Del Monte’s death leaves a void in the city’s history.

Ruth Newman was the oldest remaining survivor of the earthquake before her death last summer. She was 113.

Newman was 4 years old when the quake struck in the early morning of April 18, 1906. She died July 29 at her home in Pebble Beach, California, the coastal town where she and her late husband moved to after living in nearby Pacific Grove, said her daughter Beverly Dodds.

Newman never attended the annual earthquake commemorations events in San Francisco, which include gatherings at Lotta’s Fountain in downtown before dawn, because she preferred to sleep in rather than rise before dawn to attend, her daughter said.

But Del Monte did over the years.

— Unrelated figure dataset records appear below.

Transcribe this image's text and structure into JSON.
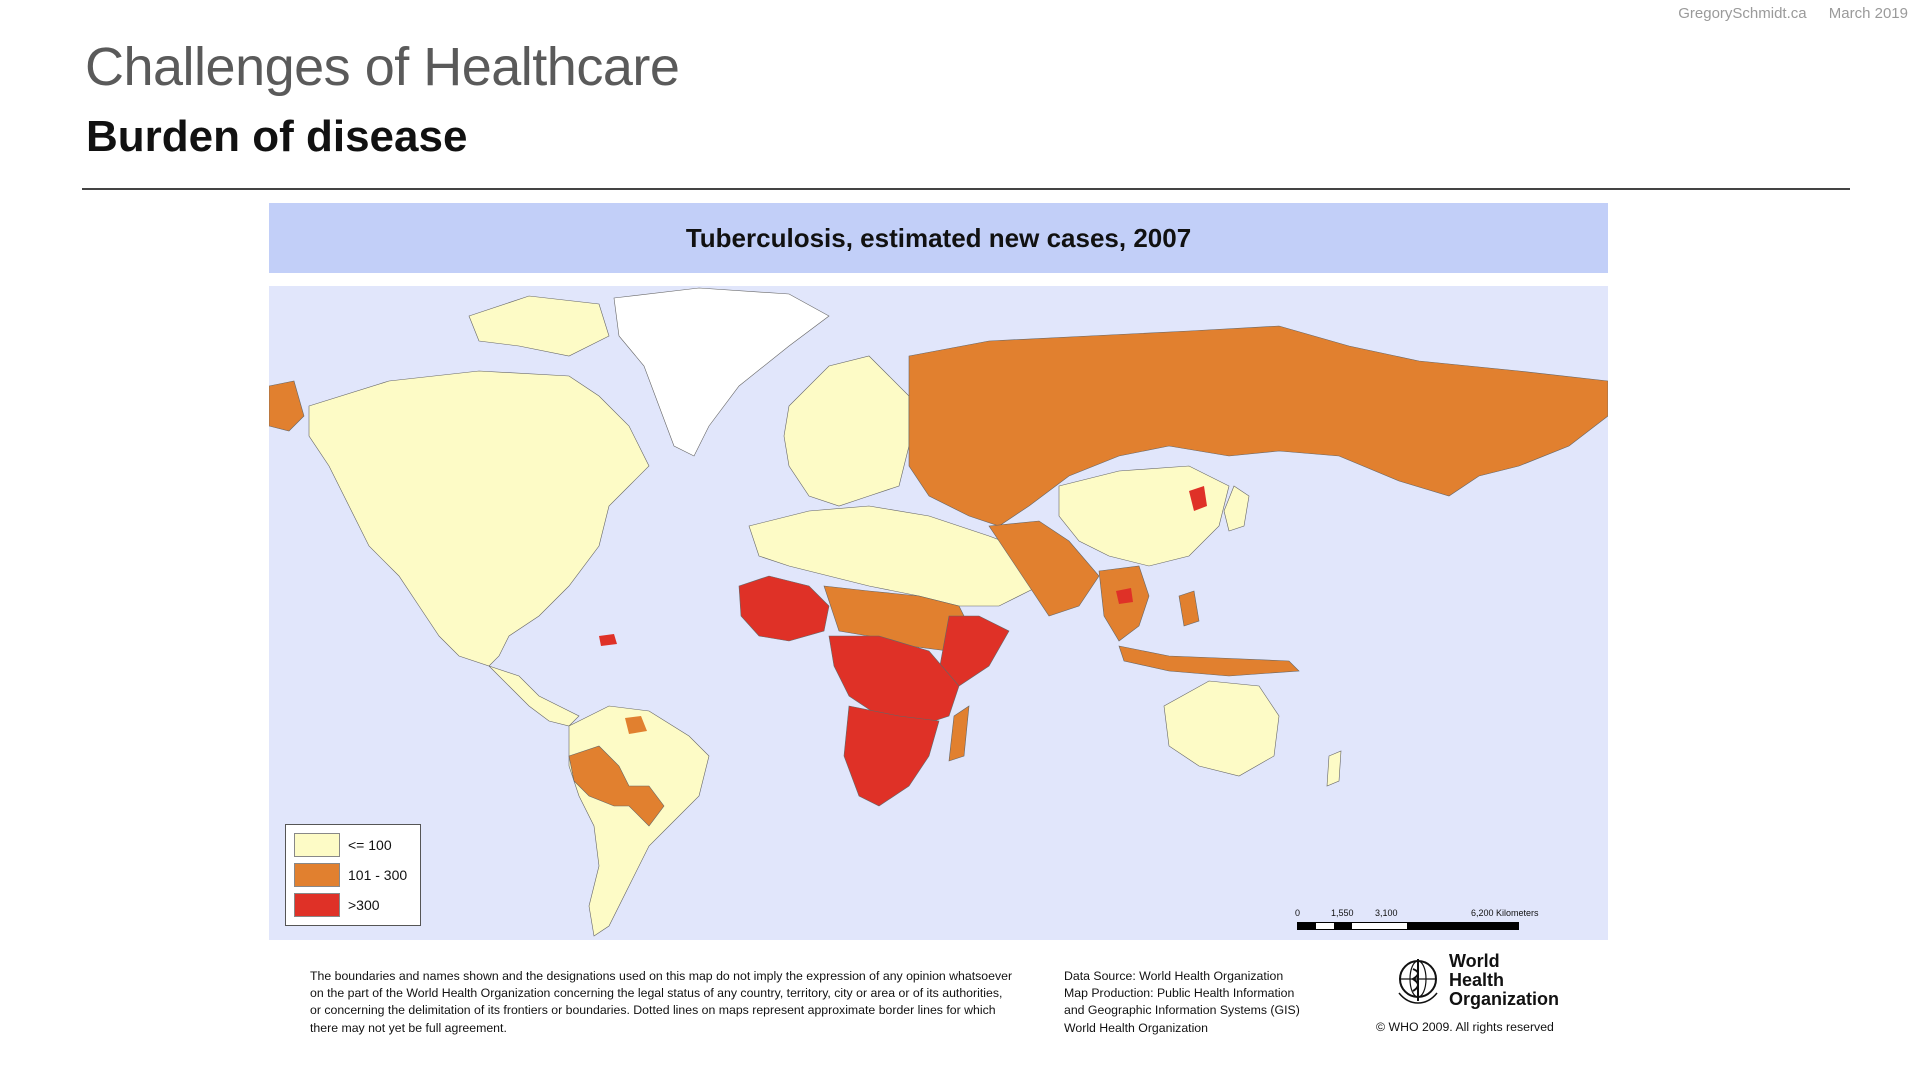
{
  "header": {
    "site": "GregorySchmidt.ca",
    "date": "March 2019",
    "title": "Challenges of Healthcare",
    "subtitle": "Burden of disease"
  },
  "map": {
    "title": "Tuberculosis, estimated new cases, 2007",
    "legend": [
      {
        "label": "<= 100",
        "color": "#fdfbc6"
      },
      {
        "label": "101 - 300",
        "color": "#e1802f"
      },
      {
        "label": ">300",
        "color": "#df3127"
      }
    ],
    "no_data_color": "#ffffff",
    "ocean_color": "#e1e6fb",
    "scale": {
      "ticks": [
        "0",
        "1,550",
        "3,100",
        "6,200 Kilometers"
      ]
    }
  },
  "footer": {
    "disclaimer_lines": [
      "The boundaries and names shown and the designations used on this map do not imply the expression of any opinion whatsoever",
      "on the part of the World Health Organization concerning the legal status of any country, territory, city or area or of its authorities,",
      "or concerning the delimitation of its frontiers or boundaries.  Dotted lines on maps represent approximate border lines for which",
      "there may not yet be full agreement."
    ],
    "source_lines": [
      "Data Source: World Health Organization",
      "Map Production: Public Health Information",
      "and Geographic Information Systems (GIS)",
      "World Health Organization"
    ],
    "org_name": "World Health Organization",
    "copyright": "© WHO 2009. All rights reserved"
  }
}
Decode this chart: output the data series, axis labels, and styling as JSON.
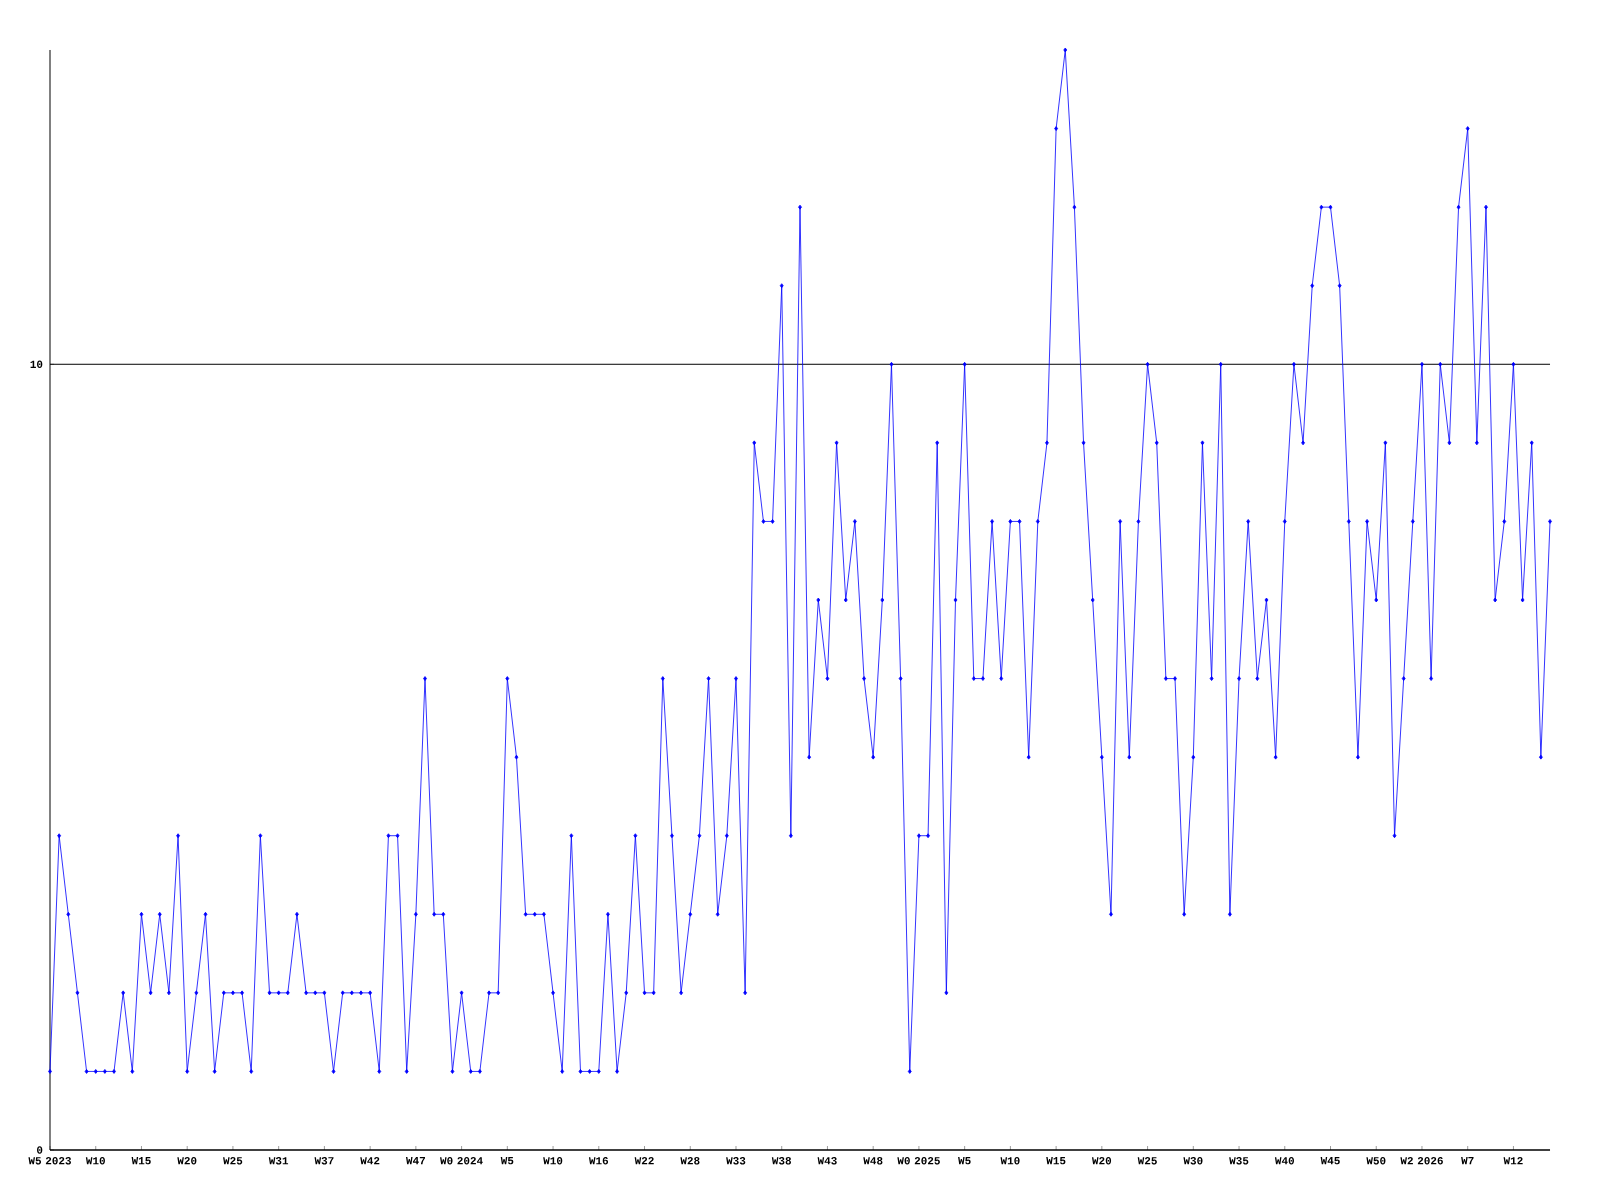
{
  "chart_data": {
    "type": "line",
    "color": "#0000ff",
    "marker": "diamond",
    "grid": "y",
    "categories": [
      "W5 2023",
      null,
      null,
      null,
      null,
      "W10",
      null,
      null,
      null,
      null,
      "W15",
      null,
      null,
      null,
      null,
      "W20",
      null,
      null,
      null,
      null,
      "W25",
      null,
      null,
      null,
      null,
      "W31",
      null,
      null,
      null,
      null,
      "W37",
      null,
      null,
      null,
      null,
      "W42",
      null,
      null,
      null,
      null,
      "W47",
      null,
      null,
      null,
      null,
      "W0 2024",
      null,
      null,
      null,
      null,
      "W5",
      null,
      null,
      null,
      null,
      "W10",
      null,
      null,
      null,
      null,
      "W16",
      null,
      null,
      null,
      null,
      "W22",
      null,
      null,
      null,
      null,
      "W28",
      null,
      null,
      null,
      null,
      "W33",
      null,
      null,
      null,
      null,
      "W38",
      null,
      null,
      null,
      null,
      "W43",
      null,
      null,
      null,
      null,
      "W48",
      null,
      null,
      null,
      null,
      "W0 2025",
      null,
      null,
      null,
      null,
      "W5",
      null,
      null,
      null,
      null,
      "W10",
      null,
      null,
      null,
      null,
      "W15",
      null,
      null,
      null,
      null,
      "W20",
      null,
      null,
      null,
      null,
      "W25",
      null,
      null,
      null,
      null,
      "W30",
      null,
      null,
      null,
      null,
      "W35",
      null,
      null,
      null,
      null,
      "W40",
      null,
      null,
      null,
      null,
      "W45",
      null,
      null,
      null,
      null,
      "W50",
      null,
      null,
      null,
      null,
      "W2 2026",
      null,
      null,
      null,
      null,
      "W7",
      null,
      null,
      null,
      null,
      "W12",
      null,
      null,
      null,
      null
    ],
    "values": [
      1,
      4,
      3,
      2,
      1,
      1,
      1,
      1,
      2,
      1,
      3,
      2,
      3,
      2,
      4,
      1,
      2,
      3,
      1,
      2,
      2,
      2,
      1,
      4,
      2,
      2,
      2,
      3,
      2,
      2,
      2,
      1,
      2,
      2,
      2,
      2,
      1,
      4,
      4,
      1,
      3,
      6,
      3,
      3,
      1,
      2,
      1,
      1,
      2,
      2,
      6,
      5,
      3,
      3,
      3,
      2,
      1,
      4,
      1,
      1,
      1,
      3,
      1,
      2,
      4,
      2,
      2,
      6,
      4,
      2,
      3,
      4,
      6,
      3,
      4,
      6,
      2,
      9,
      8,
      8,
      11,
      4,
      12,
      5,
      7,
      6,
      9,
      7,
      8,
      6,
      5,
      7,
      10,
      6,
      1,
      4,
      4,
      9,
      2,
      7,
      10,
      6,
      6,
      8,
      6,
      8,
      8,
      5,
      8,
      9,
      13,
      14,
      12,
      9,
      7,
      5,
      3,
      8,
      5,
      8,
      10,
      9,
      6,
      6,
      3,
      5,
      9,
      6,
      10,
      3,
      6,
      8,
      6,
      7,
      5,
      8,
      10,
      9,
      11,
      12,
      12,
      11,
      8,
      5,
      8,
      7,
      9,
      4,
      6,
      8,
      10,
      6,
      10,
      9,
      12,
      13,
      9,
      12,
      7,
      8,
      10,
      7,
      9,
      5,
      8
    ],
    "ylim": [
      0,
      14
    ],
    "yticks": [
      0,
      10
    ]
  }
}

In 2010 he was the only survivor who made it to Lotta’s Fountain, riding in the back of the city’s big black, 1930 Lincoln convertible.

More than 1,000 people were killed in the earthquake and fires. According to the U.S. Geological Survey, measurements of the quake have ranged from magnitude 7.7 to 8.3.

“The common thread I would draw with all of these survivors is they had a unique, dry wry sense of humor as anyone would have at being so rudely tossed out of bed at 5:11 in the morning,” said organizer Lee Houskeeper. “But none could compare to Bill. He had absolutely the sharpest mind of anybody I’ve ever known. A sharp mind, a sharp sense of humor and he was a complete flirt. My guess is there are a lot of heartbroken nurses out there today.”